HACKENSACK, N.J. -- The doctor got down to business after Herbert Diamond bounded in. A single green form before her, she had some questions for the agile 88-year-old: about comas and ventilators, about feeding tubes and CPR, about intense and irreversible suffering.
"You want treatments as long as you are going to have good quality of life?" Dr. Manisha Parulekar asked.
The retired accountant nodded.
"And at that point," she continued, "you would like to focus more on comfort, right?"
There was no hesitation before his soft-spoken reply: "Right."
Scenes such as this have been spreading across the U.S. in the months since Medicare started paying for conversations on end-of-life planning.
Seven years after that idea spurred fears of "death panels," supporters hope lingering doubts will fade.
"The more and more that that happens, the more patients, families and doctors will become comfortable with it," said Dr.
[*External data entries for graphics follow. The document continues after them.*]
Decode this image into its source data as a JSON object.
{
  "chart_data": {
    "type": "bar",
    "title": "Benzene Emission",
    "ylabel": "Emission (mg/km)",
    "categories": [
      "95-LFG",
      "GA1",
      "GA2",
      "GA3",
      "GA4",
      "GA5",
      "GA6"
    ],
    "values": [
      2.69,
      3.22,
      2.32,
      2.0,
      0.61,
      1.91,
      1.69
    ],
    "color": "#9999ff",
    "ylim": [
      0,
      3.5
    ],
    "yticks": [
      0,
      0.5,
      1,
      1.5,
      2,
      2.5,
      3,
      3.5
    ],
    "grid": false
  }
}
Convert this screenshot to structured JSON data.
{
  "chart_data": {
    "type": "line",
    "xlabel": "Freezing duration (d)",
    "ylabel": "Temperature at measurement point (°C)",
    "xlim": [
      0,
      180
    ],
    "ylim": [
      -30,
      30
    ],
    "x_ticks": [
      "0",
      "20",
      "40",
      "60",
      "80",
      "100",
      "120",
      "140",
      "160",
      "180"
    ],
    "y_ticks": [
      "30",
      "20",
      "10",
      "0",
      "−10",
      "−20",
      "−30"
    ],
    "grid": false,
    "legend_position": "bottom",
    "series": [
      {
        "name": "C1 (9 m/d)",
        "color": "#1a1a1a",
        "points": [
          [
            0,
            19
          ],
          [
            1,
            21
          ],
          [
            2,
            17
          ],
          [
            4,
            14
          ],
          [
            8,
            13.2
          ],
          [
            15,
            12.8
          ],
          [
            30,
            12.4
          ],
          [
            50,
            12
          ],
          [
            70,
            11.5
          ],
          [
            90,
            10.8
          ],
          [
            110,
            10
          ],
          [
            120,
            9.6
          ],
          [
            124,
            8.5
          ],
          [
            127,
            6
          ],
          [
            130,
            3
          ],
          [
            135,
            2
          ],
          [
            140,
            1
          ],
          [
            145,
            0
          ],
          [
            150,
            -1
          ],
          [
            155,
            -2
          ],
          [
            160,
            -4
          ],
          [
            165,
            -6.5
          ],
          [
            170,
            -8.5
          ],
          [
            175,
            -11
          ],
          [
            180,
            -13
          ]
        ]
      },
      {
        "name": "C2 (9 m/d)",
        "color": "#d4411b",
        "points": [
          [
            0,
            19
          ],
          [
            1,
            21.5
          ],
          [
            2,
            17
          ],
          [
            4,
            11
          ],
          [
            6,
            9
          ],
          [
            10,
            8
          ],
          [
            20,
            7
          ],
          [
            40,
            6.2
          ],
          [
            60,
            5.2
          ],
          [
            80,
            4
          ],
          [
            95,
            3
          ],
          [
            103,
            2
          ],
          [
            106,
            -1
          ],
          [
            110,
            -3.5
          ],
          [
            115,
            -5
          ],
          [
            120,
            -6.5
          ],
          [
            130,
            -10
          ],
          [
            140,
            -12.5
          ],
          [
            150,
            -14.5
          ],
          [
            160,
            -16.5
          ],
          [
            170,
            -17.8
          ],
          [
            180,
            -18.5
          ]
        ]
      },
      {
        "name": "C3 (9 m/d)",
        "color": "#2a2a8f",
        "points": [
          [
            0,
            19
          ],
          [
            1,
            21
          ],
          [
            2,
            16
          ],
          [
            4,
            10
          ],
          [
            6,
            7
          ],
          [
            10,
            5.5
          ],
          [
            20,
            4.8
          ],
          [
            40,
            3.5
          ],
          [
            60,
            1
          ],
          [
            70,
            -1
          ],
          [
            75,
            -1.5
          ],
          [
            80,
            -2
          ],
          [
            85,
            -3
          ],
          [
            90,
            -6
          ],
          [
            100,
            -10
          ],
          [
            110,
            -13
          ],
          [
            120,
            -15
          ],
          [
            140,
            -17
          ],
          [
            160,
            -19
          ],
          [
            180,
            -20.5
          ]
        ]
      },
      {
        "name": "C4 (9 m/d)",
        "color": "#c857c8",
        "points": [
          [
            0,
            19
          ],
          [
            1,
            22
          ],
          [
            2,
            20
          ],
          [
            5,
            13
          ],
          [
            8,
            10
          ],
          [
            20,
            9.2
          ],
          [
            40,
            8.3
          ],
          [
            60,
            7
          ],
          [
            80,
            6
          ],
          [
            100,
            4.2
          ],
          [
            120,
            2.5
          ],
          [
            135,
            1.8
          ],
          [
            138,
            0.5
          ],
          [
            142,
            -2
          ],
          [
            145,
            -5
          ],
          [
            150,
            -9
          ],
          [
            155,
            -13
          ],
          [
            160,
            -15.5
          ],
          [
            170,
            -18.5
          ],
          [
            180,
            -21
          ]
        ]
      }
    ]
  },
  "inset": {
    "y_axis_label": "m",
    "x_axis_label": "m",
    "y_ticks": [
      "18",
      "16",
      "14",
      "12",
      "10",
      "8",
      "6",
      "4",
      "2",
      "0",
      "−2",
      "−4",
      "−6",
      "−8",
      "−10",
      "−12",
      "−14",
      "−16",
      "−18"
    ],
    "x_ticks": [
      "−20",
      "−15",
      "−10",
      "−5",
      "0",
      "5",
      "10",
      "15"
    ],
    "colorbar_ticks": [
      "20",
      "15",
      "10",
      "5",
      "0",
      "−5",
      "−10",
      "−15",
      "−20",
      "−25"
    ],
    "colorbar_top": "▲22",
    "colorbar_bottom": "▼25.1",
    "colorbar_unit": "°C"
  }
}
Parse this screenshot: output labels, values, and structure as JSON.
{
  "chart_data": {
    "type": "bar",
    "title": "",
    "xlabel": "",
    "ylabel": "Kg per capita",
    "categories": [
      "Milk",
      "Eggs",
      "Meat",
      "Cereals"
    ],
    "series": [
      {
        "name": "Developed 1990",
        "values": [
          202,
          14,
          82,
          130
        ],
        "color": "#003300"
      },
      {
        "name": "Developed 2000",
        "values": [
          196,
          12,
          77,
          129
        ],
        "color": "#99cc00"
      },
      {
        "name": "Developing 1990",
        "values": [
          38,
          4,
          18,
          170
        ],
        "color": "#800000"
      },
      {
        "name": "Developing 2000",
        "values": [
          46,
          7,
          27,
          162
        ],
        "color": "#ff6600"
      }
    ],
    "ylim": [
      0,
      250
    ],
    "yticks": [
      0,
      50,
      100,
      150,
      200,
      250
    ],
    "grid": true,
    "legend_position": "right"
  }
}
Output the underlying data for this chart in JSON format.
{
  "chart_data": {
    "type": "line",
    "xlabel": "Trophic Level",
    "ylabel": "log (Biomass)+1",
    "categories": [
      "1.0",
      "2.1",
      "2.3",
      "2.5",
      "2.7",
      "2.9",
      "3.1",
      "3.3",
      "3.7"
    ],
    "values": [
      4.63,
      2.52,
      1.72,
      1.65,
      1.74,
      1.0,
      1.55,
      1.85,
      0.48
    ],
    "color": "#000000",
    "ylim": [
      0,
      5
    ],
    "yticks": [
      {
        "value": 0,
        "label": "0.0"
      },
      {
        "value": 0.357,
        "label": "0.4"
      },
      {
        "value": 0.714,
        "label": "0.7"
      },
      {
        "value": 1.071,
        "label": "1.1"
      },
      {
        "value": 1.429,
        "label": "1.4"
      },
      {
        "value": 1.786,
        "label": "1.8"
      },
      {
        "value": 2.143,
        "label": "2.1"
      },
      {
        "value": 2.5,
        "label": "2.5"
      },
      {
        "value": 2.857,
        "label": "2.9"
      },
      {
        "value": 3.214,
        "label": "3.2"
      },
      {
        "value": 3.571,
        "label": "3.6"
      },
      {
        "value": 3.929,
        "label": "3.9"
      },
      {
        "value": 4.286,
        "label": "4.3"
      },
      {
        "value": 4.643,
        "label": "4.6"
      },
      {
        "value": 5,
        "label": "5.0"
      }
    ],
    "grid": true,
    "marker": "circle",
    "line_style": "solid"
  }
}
Joe Rotella, chief medical officer of the American Academy of Hospice and Palliative Medicine.
"Any distrust people have about, 'What is this?' really disappears when patients sit down and find out this is about empowering them."
The Centers for Medicare and Medicaid Services quietly tucked the change allowing for payment for end-of-life counseling into a massive package of regulations last summer, with billing permissible as of Jan. 1.
To date, CMS has not released data on how many people have taken part in the sessions, but a survey released last month suggests it may be off to a slow start.
Three not-for-profits -- the California Health Care Foundation, Cambia Health Foundation and John A. Hartford Foundation -- fielded a poll of 736 doctors who see patients 65 and older.
Only 14 percent said they had billed Medicare for the new counseling, though the survey was conducted Feb. 18 through March 7, meaning the earliest participants only had about six weeks from the start of the benefit.
Altogether, 95 percent of doctors in the poll expressed support for the Medicare benefit, and a big majority considered such conversations important.
Some doctors had incorporated end-of-life planning into regular visits, and certain private insurers began offering reimbursement for it before Medicare announced its change.
But because Medicare is the single largest payer of health care in the U.S., this could stand to be one of the most significant developments in end-of-life care seen in the country.
It also gives Americans a glimpse into something many only knew through the lens of controversy.
Diamond arrived for his appointment at Hackensack University Medical Center on a mundane day in which he had reviewed investments, had a dentist appointment and ate a couple of slices of pizza for lunch.
In his last visit with Parulekar, she gave him a copy of "practitioner orders for life-sustaining treatment," or POLST, a doctor-signed document that makes end-of-life preferences known.
"Did you have a chance to look at the form?" she asked.
He had, and they set out to review it as Parulekar filled it out.
"I wish to live a full and long life, but not at all costs," she wrote as a goal of care, repeating language common in living wills, something Diamond long ago completed.
This document will go further in its specificity and authoritativeness.
It serves as a medical order to dictate the response to a health crisis if patients no longer are able to make their decisions known.
The doctor calmly addressed questions as she moved through the document with Diamond: How long would he feel comfortable being on a feeding tube?
If hope seems lost, should CPR be performed?
Would you want to be put on a respirator?
"I wouldn't want to be on a machine for the rest of my life, that's for sure," Diamond told her.
All told, it was only about 20 minutes before Diamond's white sneakers shuffled out of the room and the appointment was over.
Medicare reimbursements for the appointments vary by region and the type of facility, but on average, an initial 30-minute session in a doctor's office costs $86.
As those experiences proliferate, the topic of discussing end-of-life care may return to the relatively uncontentious mantle it once enjoyed.